The distinction I’m trying to make is that Linggen itself doesn’t sync or store project data in the cloud; retrieval and indexing stay local, and exposure to the LLM is scoped and intentional.

Comment by Y_Y 12 hours ago

That's fine, but it's a very different claim to the one you made at first.

In particular, I don't know which parts of my data might get sent to Claude, so even if I hope it's only a small fraction, anything could in principle be transmitted.

Comment by linggen 10 hours ago

That’s true — Linggen can’t control the behavior of Claude or any other cloud LLM.

What it can control is the retrieval boundary: what gets selected locally and exposed to the model. If nothing is returned, nothing is sent.

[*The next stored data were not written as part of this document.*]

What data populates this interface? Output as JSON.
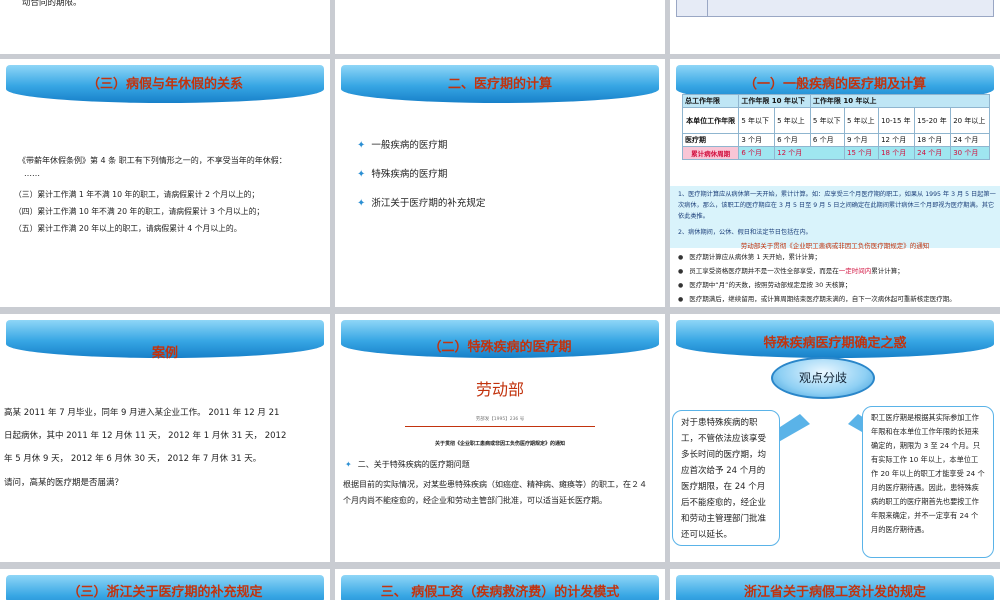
{
  "row0": {
    "s1_text": "动合同的期限。"
  },
  "s4": {
    "title": "（三）病假与年休假的关系",
    "lead": "《带薪年休假条例》第 4 条  职工有下列情形之一的，不享受当年的年休假：",
    "ellipsis": "……",
    "items": [
      "（三）累计工作满 1 年不满 10 年的职工，请病假累计 2 个月以上的；",
      "（四）累计工作满 10 年不满 20 年的职工，请病假累计 3 个月以上的；",
      "（五）累计工作满 20 年以上的职工，请病假累计 4 个月以上的。"
    ]
  },
  "s5": {
    "title": "二、医疗期的计算",
    "items": [
      "一般疾病的医疗期",
      "特殊疾病的医疗期",
      "浙江关于医疗期的补充规定"
    ]
  },
  "s6": {
    "title": "（一）一般疾病的医疗期及计算",
    "table": {
      "h1": [
        "总工作年限",
        "工作年限 10 年以下",
        "工作年限 10 年以上"
      ],
      "r2_label": "本单位工作年限",
      "r2": [
        "5 年以下",
        "5 年以上",
        "5 年以下",
        "5 年以上",
        "10-15 年",
        "15-20 年",
        "20 年以上"
      ],
      "r3_label": "医疗期",
      "r3": [
        "3 个月",
        "6 个月",
        "6 个月",
        "9 个月",
        "12 个月",
        "18 个月",
        "24 个月"
      ],
      "r4_label": "累计病休周期",
      "r4": [
        "6 个月",
        "12 个月",
        "",
        "15 个月",
        "18 个月",
        "24 个月",
        "30 个月"
      ]
    },
    "note1": "1、医疗期计算应从病休第一天开始，累计计算。如：应享受三个月医疗期的职工，如果从 1995 年 3 月 5 日起第一次病休，那么，该职工的医疗期应在 3 月 5 日至 9 月 5 日之间确定在此期间累计病休三个月即视为医疗期满。其它依此类推。",
    "note2": "2、病休期间，公休、假日和法定节日包括在内。",
    "notice": "劳动部关于贯彻《企业职工患病或非因工负伤医疗期规定》的通知",
    "bul1": "医疗期计算应从病休第 1 天开始，累计计算；",
    "bul2a": "员工享受资格医疗期并不是一次性全部享受，而是在",
    "bul2b": "一定时间内",
    "bul2c": "累计计算；",
    "bul3": "医疗期中“月”的天数，按照劳动部规定是按 30 天核算；",
    "bul4": "医疗期满后，继续留用，或计算周期结束医疗期未满的，自下一次病休起可重新核定医疗期。"
  },
  "s7": {
    "title": "案例",
    "lines": [
      "高某 2011 年 7 月毕业，同年 9 月进入某企业工作。 2011 年 12 月 21",
      "日起病休，其中 2011 年 12 月休 11 天， 2012 年 1 月休 31 天， 2012",
      "年 5 月休 9 天， 2012 年 6 月休 30 天， 2012 年 7 月休 31 天。",
      "请问，高某的医疗期是否届满？"
    ]
  },
  "s8": {
    "title": "（二）特殊疾病的医疗期",
    "doc_head": "劳动部",
    "doc_no": "劳部发【1995】236 号",
    "doc_title": "关于贯彻《企业职工患病或非因工负伤医疗期规定》的通知",
    "sub": "二、关于特殊疾病的医疗期问题",
    "body": "根据目前的实际情况，对某些患特殊疾病（如癌症、精神病、瘫痪等）的职工，在２４个月内尚不能痊愈的，经企业和劳动主管部门批准，可以适当延长医疗期。"
  },
  "s9": {
    "title": "特殊疾病医疗期确定之惑",
    "center": "观点分歧",
    "left": "对于患特殊疾病的职工，不管依法应该享受多长时间的医疗期，均应首次给予 24 个月的医疗期限，在 24 个月后不能痊愈的，经企业和劳动主管理部门批准还可以延长。",
    "right": "职工医疗期是根据其实际参加工作年限和在本单位工作年限的长短来确定的，期限为 3 至 24 个月。只有实际工作 10 年以上，本单位工作 20 年以上的职工才能享受 24 个月的医疗期待遇。因此，患特殊疾病的职工的医疗期首先也要按工作年限来确定，并不一定享有 24 个月的医疗期待遇。"
  },
  "row3": {
    "t1": "（三）浙江关于医疗期的补充规定",
    "t2": "三、 病假工资（疾病救济费）的计发模式",
    "t3": "浙江省关于病假工资计发的规定"
  },
  "colors": {
    "banner": "#37a6e4",
    "title_red": "#c2330e",
    "bullet_blue": "#2b8fd3",
    "table_head": "#bfe6f5",
    "table_pink": "#f9c6d6",
    "table_cyan": "#9fe6f0"
  }
}
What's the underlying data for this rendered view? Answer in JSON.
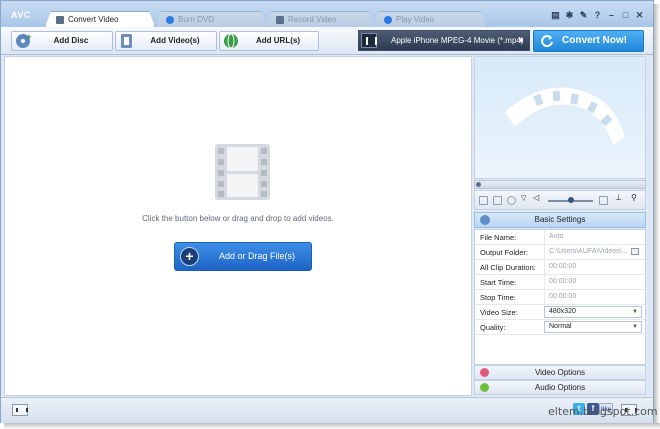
{
  "app": {
    "logo": "AVC"
  },
  "tabs": [
    {
      "label": "Convert Video",
      "active": true,
      "icon": "convert-video-icon"
    },
    {
      "label": "Burn DVD",
      "active": false,
      "icon": "burn-dvd-icon"
    },
    {
      "label": "Record Video",
      "active": false,
      "icon": "record-video-icon"
    },
    {
      "label": "Play Video",
      "active": false,
      "icon": "play-video-icon"
    }
  ],
  "window_controls": [
    "skin-icon",
    "settings-icon",
    "tools-icon",
    "help-icon",
    "minimize-icon",
    "maximize-icon",
    "close-icon"
  ],
  "toolbar": {
    "add_disc": "Add Disc",
    "add_videos": "Add Video(s)",
    "add_urls": "Add URL(s)",
    "profile": "Apple iPhone MPEG-4 Movie (*.mp4)",
    "convert_now": "Convert Now!"
  },
  "main": {
    "hint": "Click the button below or drag and drop to add videos.",
    "add_button": "Add or Drag File(s)"
  },
  "settings": {
    "header": "Basic Settings",
    "rows": [
      {
        "key": "File Name:",
        "value": "Auto"
      },
      {
        "key": "Output Folder:",
        "value": "C:\\Users\\AUFA\\Videos\\..."
      },
      {
        "key": "All Clip Duration:",
        "value": "00:00:00"
      },
      {
        "key": "Start Time:",
        "value": "00:00:00"
      },
      {
        "key": "Stop Time:",
        "value": "00:00:00"
      },
      {
        "key": "Video Size:",
        "value": "480x320"
      },
      {
        "key": "Quality:",
        "value": "Normal"
      }
    ]
  },
  "options": {
    "video": "Video Options",
    "audio": "Audio Options"
  },
  "watermark": "eltem.blogspot.com",
  "colors": {
    "accent": "#1f86d8",
    "frame": "#8aa6c8"
  }
}
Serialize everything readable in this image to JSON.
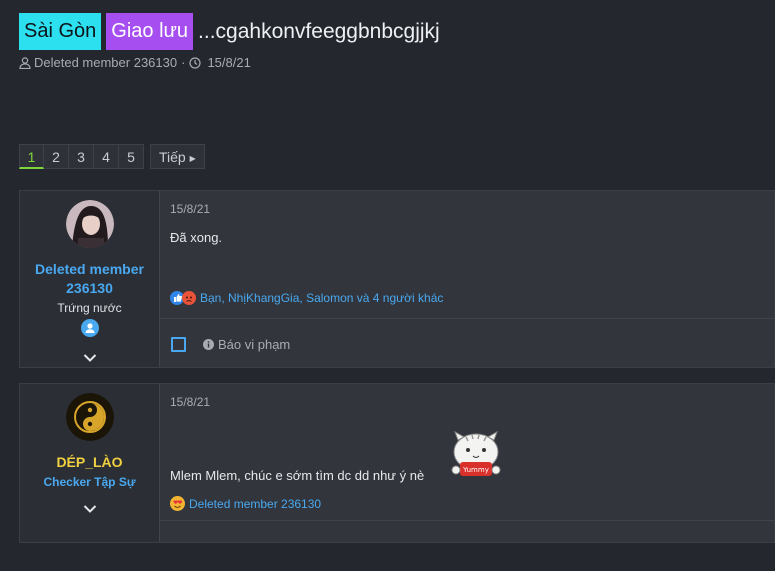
{
  "thread": {
    "prefix_1": "Sài Gòn",
    "prefix_2": "Giao lưu",
    "title": "...cgahkonvfeeggbnbcgjjkj",
    "starter": "Deleted member 236130",
    "date": "15/8/21"
  },
  "pagination": {
    "pages": [
      "1",
      "2",
      "3",
      "4",
      "5"
    ],
    "current": "1",
    "next_label": "Tiếp"
  },
  "posts": [
    {
      "user": {
        "name": "Deleted member 236130",
        "title": "Trứng nước",
        "name_color": "#4aa8f0"
      },
      "date": "15/8/21",
      "text": "Đã xong.",
      "reactions": "Bạn, NhịKhangGia, Salomon và 4 người khác",
      "report_label": "Báo vi phạm"
    },
    {
      "user": {
        "name": "DÉP_LÀO",
        "title": "Checker Tập Sự",
        "name_color": "#f0d040"
      },
      "date": "15/8/21",
      "text": "Mlem Mlem, chúc e sớm tìm dc dd như ý nè",
      "reactions": "Deleted member 236130",
      "sticker_text": "Yummy"
    }
  ],
  "colors": {
    "accent": "#4aa8f0",
    "active_page": "#7fd63a",
    "prefix_1_bg": "#2de0f0",
    "prefix_2_bg": "#a64ef0"
  }
}
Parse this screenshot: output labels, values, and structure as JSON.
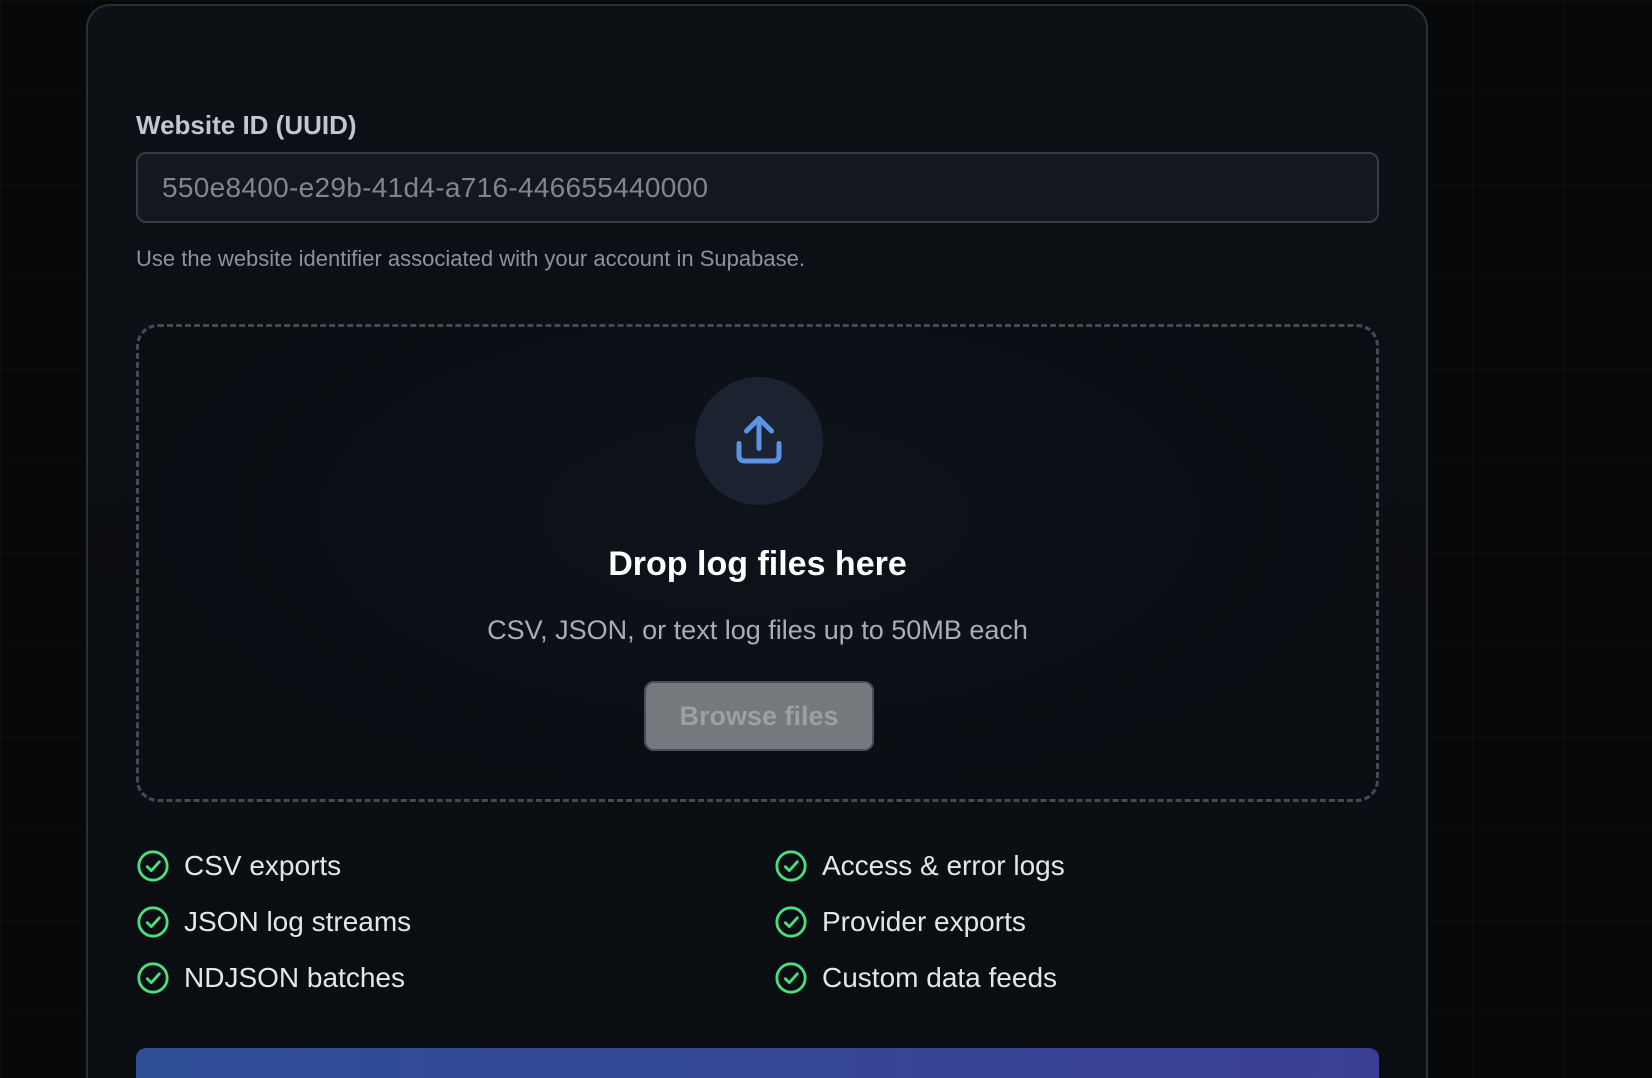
{
  "form": {
    "website_id_label": "Website ID (UUID)",
    "website_id_placeholder": "550e8400-e29b-41d4-a716-446655440000",
    "website_id_helper": "Use the website identifier associated with your account in Supabase."
  },
  "dropzone": {
    "icon": "upload-icon",
    "title": "Drop log files here",
    "subtitle": "CSV, JSON, or text log files up to 50MB each",
    "browse_label": "Browse files",
    "accent_color": "#5b93e6"
  },
  "features": {
    "left": [
      "CSV exports",
      "JSON log streams",
      "NDJSON batches"
    ],
    "right": [
      "Access & error logs",
      "Provider exports",
      "Custom data feeds"
    ],
    "check_color": "#4ade80"
  }
}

If a strict zero-exfiltration setup is required, then a fully local model would indeed be the right option.

Comment by linggen 10 hours ago

I do have a local model path (Qwen3-4B) for testing.

The tradeoff is simply model quality vs locality, which is why Linggen focuses on controlling retrieval rather than claiming zero data ever leaves the device. Using a local LLM is straightforward if that’s the requirement.

Comment by gostsamo 14 hours ago

How is it better than keeping project documentation and telling the agent to load the necessary parts? does it compress the info somehow or helps with context management?

Comment by linggen 14 hours ago

Compared to plain docs, Linggen indexes project knowledge into a vector store that the LLM can query directly.

The key difference is that it works across projects. While working on project A, I can ask: “How does project B send messages?” and have that context retrieved and applied, without manually opening or loading docs.